Korniłof — Botkin (wchodzą szybko w szynelach).
ஐ ஐ

KORNIŁOF. Każ pan obudzić Wielhorskiego i Lasocką. Niech się ubiorą i przywieść ich tutaj.
BOTKIN. Lasocka chora.
KORNIŁOF. Nie umierająca. Spacer jej na zdrowie posłuży. Muszę ją dziś przesłuchać. Czy pan wiesz napewno, gdzie znajdziesz Strełkofa?
BOTKIN. Teraz będzie w cyrku. Nasz człowiek chodzi za nim według rozkazu pana pułkownika i teraz telefonowano mi z Marszałkowskiej, że Strełkof jest w cyrku.
KORNIŁOF. Idź-że pan i oddaj mu tę kartkę. Trzeba, ażebyś ustnie dopełnił, co tu jest napisane. Chodzi o to, ażeby Strełkof sądził, iż wołamy go na świadka w sprawie zajścia, jakie było pomiędzy nim a Wielhorskim w restauracji u Matałkowskiej. Nie pozwalaj mu pan wstępować do domu pod żadnym pozorem.

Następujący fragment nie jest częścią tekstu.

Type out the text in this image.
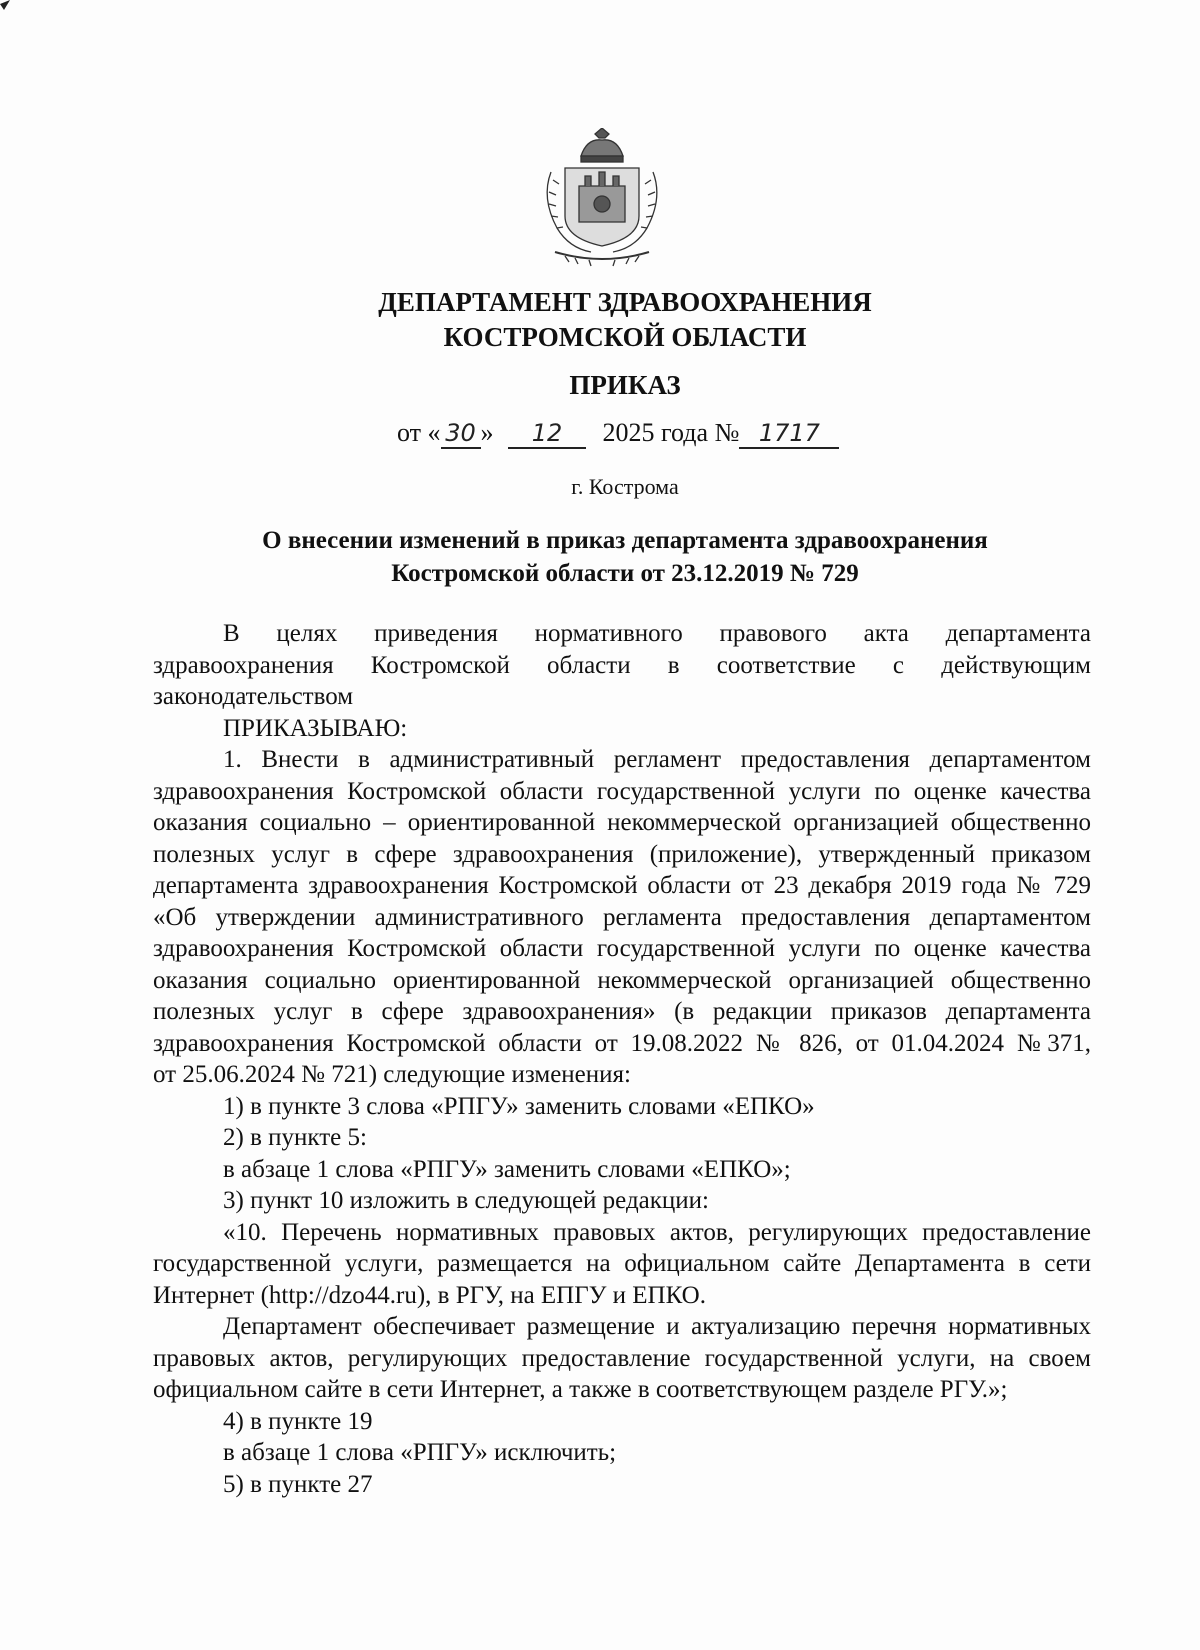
ДЕПАРТАМЕНТ ЗДРАВООХРАНЕНИЯ
КОСТРОМСКОЙ ОБЛАСТИ
ПРИКАЗ
от « 30 » 12 2025 года № 1717
г. Кострома
О внесении изменений в приказ департамента здравоохранения
Костромской области от 23.12.2019 № 729

В целях приведения нормативного правового акта департамента здравоохранения Костромской области в соответствие с действующим законодательством

ПРИКАЗЫВАЮ:

1. Внести в административный регламент предоставления департаментом здравоохранения Костромской области государственной услуги по оценке качества оказания социально – ориентированной некоммерческой организацией общественно полезных услуг в сфере здравоохранения (приложение), утвержденный приказом департамента здравоохранения Костромской области от 23 декабря 2019 года № 729 «Об утверждении административного регламента предоставления департаментом здравоохранения Костромской области государственной услуги по оценке качества оказания социально ориентированной некоммерческой организацией общественно полезных услуг в сфере здравоохранения» (в редакции приказов департамента здравоохранения Костромской области от 19.08.2022 № 826, от 01.04.2024 №371,

от 25.06.2024 № 721) следующие изменения:

1) в пункте 3 слова «РПГУ» заменить словами «ЕПКО»

2) в пункте 5:

в абзаце 1 слова «РПГУ» заменить словами «ЕПКО»;

3) пункт 10 изложить в следующей редакции:

«10. Перечень нормативных правовых актов, регулирующих предоставление государственной услуги, размещается на официальном сайте Департамента в сети Интернет (http://dzo44.ru), в РГУ, на ЕПГУ и ЕПКО.

Департамент обеспечивает размещение и актуализацию перечня нормативных правовых актов, регулирующих предоставление государственной услуги, на своем официальном сайте в сети Интернет, а также в соответствующем разделе РГУ.»;

4) в пункте 19

в абзаце 1 слова «РПГУ» исключить;

5) в пункте 27
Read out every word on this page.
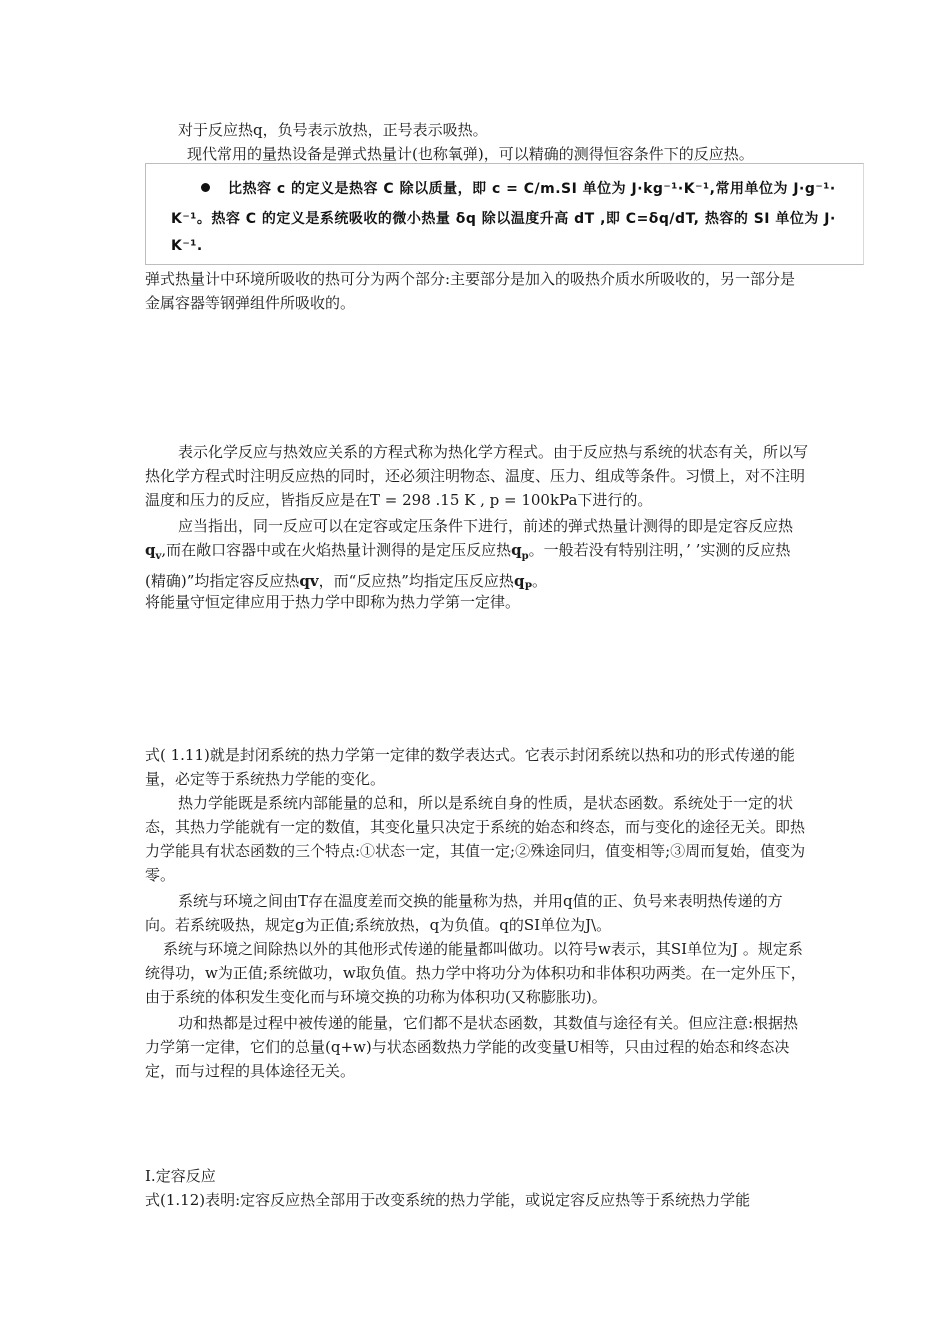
对于反应热q，负号表示放热，正号表示吸热。
现代常用的量热设备是弹式热量计(也称氧弹)，可以精确的测得恒容条件下的反应热。
比热容 c 的定义是热容 C 除以质量，即 c = C/m.SI 单位为 J·kg⁻¹·K⁻¹,常用单位为 J·g⁻¹·
K⁻¹。热容 C 的定义是系统吸收的微小热量 δq 除以温度升高 dT ,即 C=δq/dT, 热容的 SI 单位为 J·
K⁻¹.
弹式热量计中环境所吸收的热可分为两个部分:主要部分是加入的吸热介质水所吸收的，另一部分是金属容器等钢弹组件所吸收的。
表示化学反应与热效应关系的方程式称为热化学方程式。由于反应热与系统的状态有关，所以写热化学方程式时注明反应热的同时，还必须注明物态、温度、压力、组成等条件。习惯上，对不注明温度和压力的反应，皆指反应是在T = 298 .15 K , p = 100kPa下进行的。
应当指出，同一反应可以在定容或定压条件下进行，前述的弹式热量计测得的即是定容反应热$q_v$,而在敞口容器中或在火焰热量计测得的是定压反应热$q_p$。一般若没有特别注明，’ ’实测的反应热(精确)”均指定容反应热qv，而“反应热”均指定压反应热$q_P$。
将能量守恒定律应用于热力学中即称为热力学第一定律。
式( 1.11)就是封闭系统的热力学第一定律的数学表达式。它表示封闭系统以热和功的形式传递的能量，必定等于系统热力学能的变化。
热力学能既是系统内部能量的总和，所以是系统自身的性质，是状态函数。系统处于一定的状态，其热力学能就有一定的数值，其变化量只决定于系统的始态和终态，而与变化的途径无关。即热力学能具有状态函数的三个特点:①状态一定，其值一定;②殊途同归，值变相等;③周而复始，值变为零。
系统与环境之间由T存在温度差而交换的能量称为热，并用q值的正、负号来表明热传递的方向。若系统吸热，规定g为正值;系统放热，q为负值。q的SI单位为J\。
系统与环境之间除热以外的其他形式传递的能量都叫做功。以符号w表示，其SI单位为J 。规定系统得功，w为正值;系统做功，w取负值。热力学中将功分为体积功和非体积功两类。在一定外压下，由于系统的体积发生变化而与环境交换的功称为体积功(又称膨胀功)。
功和热都是过程中被传递的能量，它们都不是状态函数，其数值与途径有关。但应注意:根据热力学第一定律，它们的总量(q+w)与状态函数热力学能的改变量U相等，只由过程的始态和终态决定，而与过程的具体途径无关。
I.定容反应
式(1.12)表明:定容反应热全部用于改变系统的热力学能，或说定容反应热等于系统热力学能
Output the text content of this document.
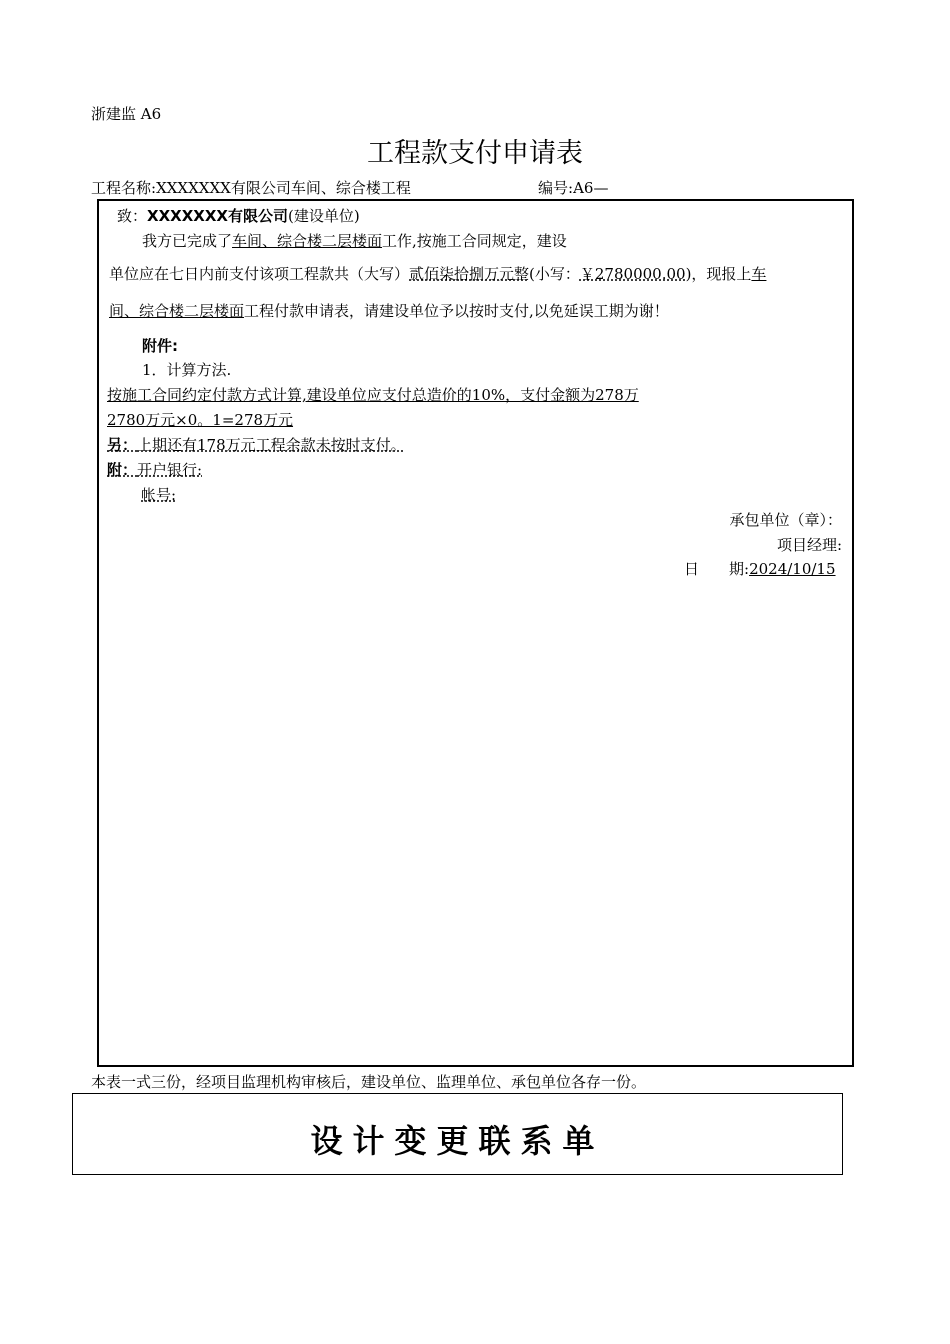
浙建监 A6
工程款支付申请表
工程名称:XXXXXXX有限公司车间、综合楼工程	编号:A6—
致：XXXXXXX有限公司(建设单位)
我方已完成了车间、综合楼二层楼面工作,按施工合同规定，建设
单位应在七日内前支付该项工程款共（大写）贰佰柒拾捌万元整(小写：￥2780000.00)，现报上车
间、综合楼二层楼面工程付款申请表，请建设单位予以按时支付,以免延误工期为谢！
附件:
1．计算方法.
按施工合同约定付款方式计算,建设单位应支付总造价的10%，支付金额为278万
2780万元×0。1=278万元
另：上期还有178万元工程余款未按时支付。
附：开户银行:
帐号:
承包单位（章）：
项目经理:
日　　期:2024/10/15
本表一式三份，经项目监理机构审核后，建设单位、监理单位、承包单位各存一份。
设计变更联系单
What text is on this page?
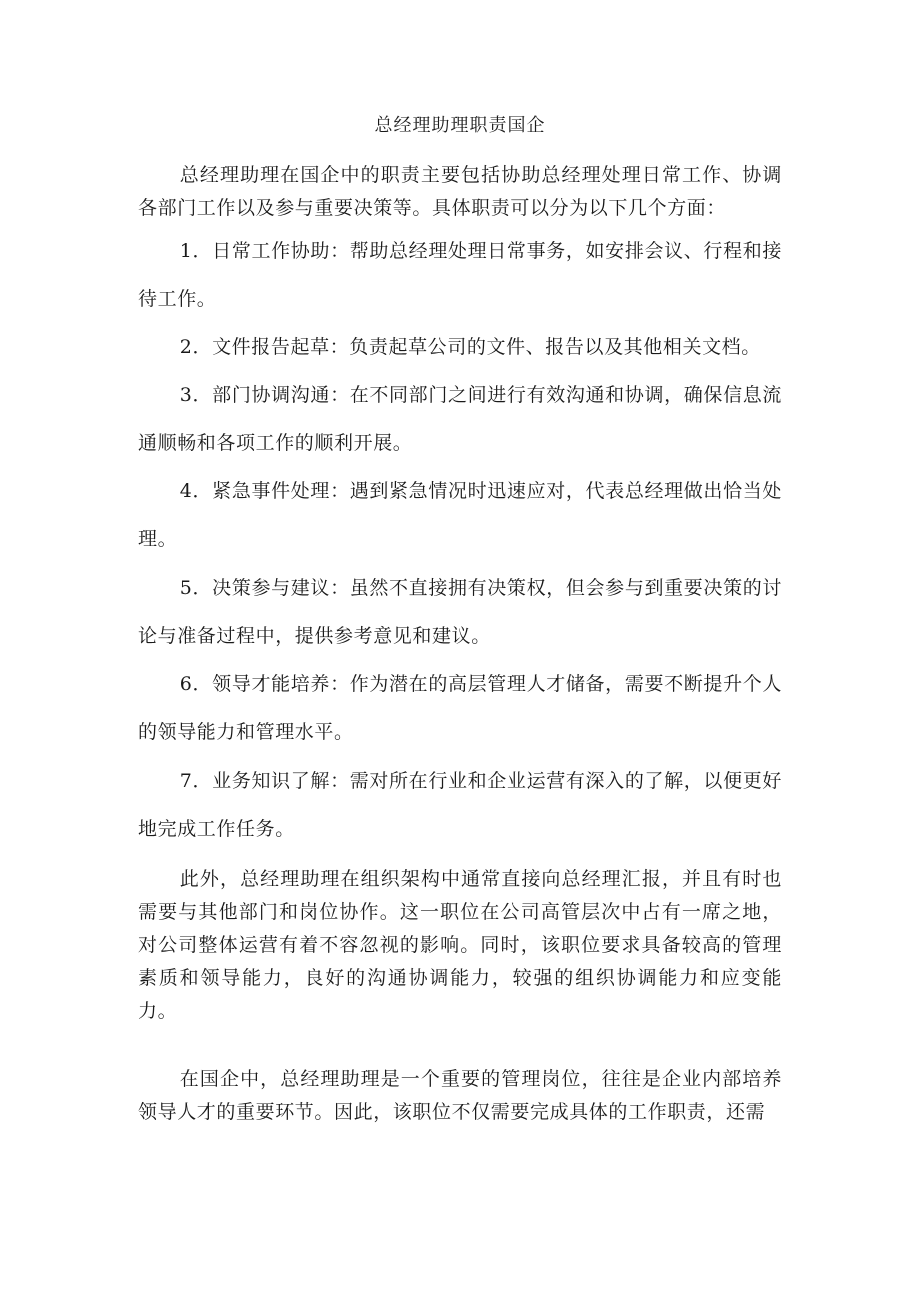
总经理助理职责国企

总经理助理在国企中的职责主要包括协助总经理处理日常工作、协调各部门工作以及参与重要决策等。具体职责可以分为以下几个方面：

1．日常工作协助：帮助总经理处理日常事务，如安排会议、行程和接待工作。

2．文件报告起草：负责起草公司的文件、报告以及其他相关文档。

3．部门协调沟通：在不同部门之间进行有效沟通和协调，确保信息流通顺畅和各项工作的顺利开展。

4．紧急事件处理：遇到紧急情况时迅速应对，代表总经理做出恰当处理。

5．决策参与建议：虽然不直接拥有决策权，但会参与到重要决策的讨论与准备过程中，提供参考意见和建议。

6．领导才能培养：作为潜在的高层管理人才储备，需要不断提升个人的领导能力和管理水平。

7．业务知识了解：需对所在行业和企业运营有深入的了解，以便更好地完成工作任务。

此外，总经理助理在组织架构中通常直接向总经理汇报，并且有时也需要与其他部门和岗位协作。这一职位在公司高管层次中占有一席之地，对公司整体运营有着不容忽视的影响。同时，该职位要求具备较高的管理素质和领导能力，良好的沟通协调能力，较强的组织协调能力和应变能力。

在国企中，总经理助理是一个重要的管理岗位，往往是企业内部培养领导人才的重要环节。因此，该职位不仅需要完成具体的工作职责，还需
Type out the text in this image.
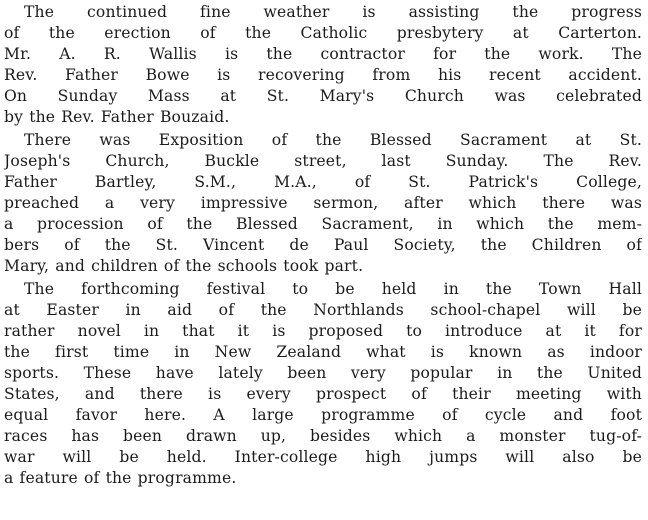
The continued fine weather is assisting the progress
of the erection of the Catholic presbytery at Carterton.
Mr. A. R. Wallis is the contractor for the work. The
Rev. Father Bowe is recovering from his recent accident.
On Sunday Mass at St. Mary's Church was celebrated
by the Rev. Father Bouzaid.
There was Exposition of the Blessed Sacrament at St.
Joseph's Church, Buckle street, last Sunday. The Rev.
Father Bartley, S.M., M.A., of St. Patrick's College,
preached a very impressive sermon, after which there was
a procession of the Blessed Sacrament, in which the mem-
bers of the St. Vincent de Paul Society, the Children of
Mary, and children of the schools took part.
The forthcoming festival to be held in the Town Hall
at Easter in aid of the Northlands school-chapel will be
rather novel in that it is proposed to introduce at it for
the first time in New Zealand what is known as indoor
sports. These have lately been very popular in the United
States, and there is every prospect of their meeting with
equal favor here. A large programme of cycle and foot
races has been drawn up, besides which a monster tug-of-
war will be held. Inter-college high jumps will also be
a feature of the programme.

Postępuj z nim nadzwyczaj grzecznie i oględnie, ale nie dozwól mu się wymknąć. Przedewszystkiem niech się nie domyśli prawdy. Jeżeli trzeba, spój go porządnie w bufecie, w cyrku. Masz pan przy sobie pieniądze?
BOTKIN. Mam — nie wiele.
KORNIŁOF. To wystarczy. Strełkof pije samą wódkę... To nie drogo wyniesie. Nie pozwól mu również zajechać do Matałkowskiej, aby nie dowiedział się, że ona i Józia jeszcze nie wróciły. Najlepiej — niech będzie pijany.
BOTKIN. Dobrze, panie pułkowniku.
KORNIŁOF (zatrzymując Botkjna). A jak się nam wszystko powiedzie, to już ja ciebie za sobą wysoko pociągnę. — Tylko zręcznie mój druhu! zręcznie!
BOTKIN. Postaram się, panie pułkowniku.
KORNIŁOF. A do rewizji kogo wybrałeś?
BOTKIN. Siemipudowa, Streluszkę, Mordochlestowa.
KORNIŁOF. A, wystarczą. Chodzi o to, aby zabrali z mieszkania Strełkofa tylko wszystkie papiery.
BOTKIN. Postaram się, panie pułkowniku.
KORNIŁOF. Tak — to on znalazł u Lasockiej na piecu owe broszury... Idź pan!... I wracaj pomyślnie!

SCENA DRUGA.
Korniłof sam — później Anna Lasocka. (Korniłof idzie do szafy, wyjmuje z pod klucza pakę broszur, związanych sznurkiem, listów — i niesie na stół. Poczem idzie do drzwi, woła dyżurnego żandarma, mówi do niego coś po cichu. Gdy otwiera drzwi widać wązki kurytarz, oświetlony małym naftowym kinkietem i dwóch żandarmów, opartych o ścianę, Korniłof wraca na przód sceny i założywszy ręce, chodzi tam i napowrót po chodniku, przeciągniętym przez scenę. — Otwierają się drzwi — wyprowadzają żandarmi Annę, odzianą w czarną spódnicę, niemodne, długie palto watowane. Włosy ma luźno splecione w warkocze. Jest bardzo blada. Na nogach ma grube, filcowe pantofle).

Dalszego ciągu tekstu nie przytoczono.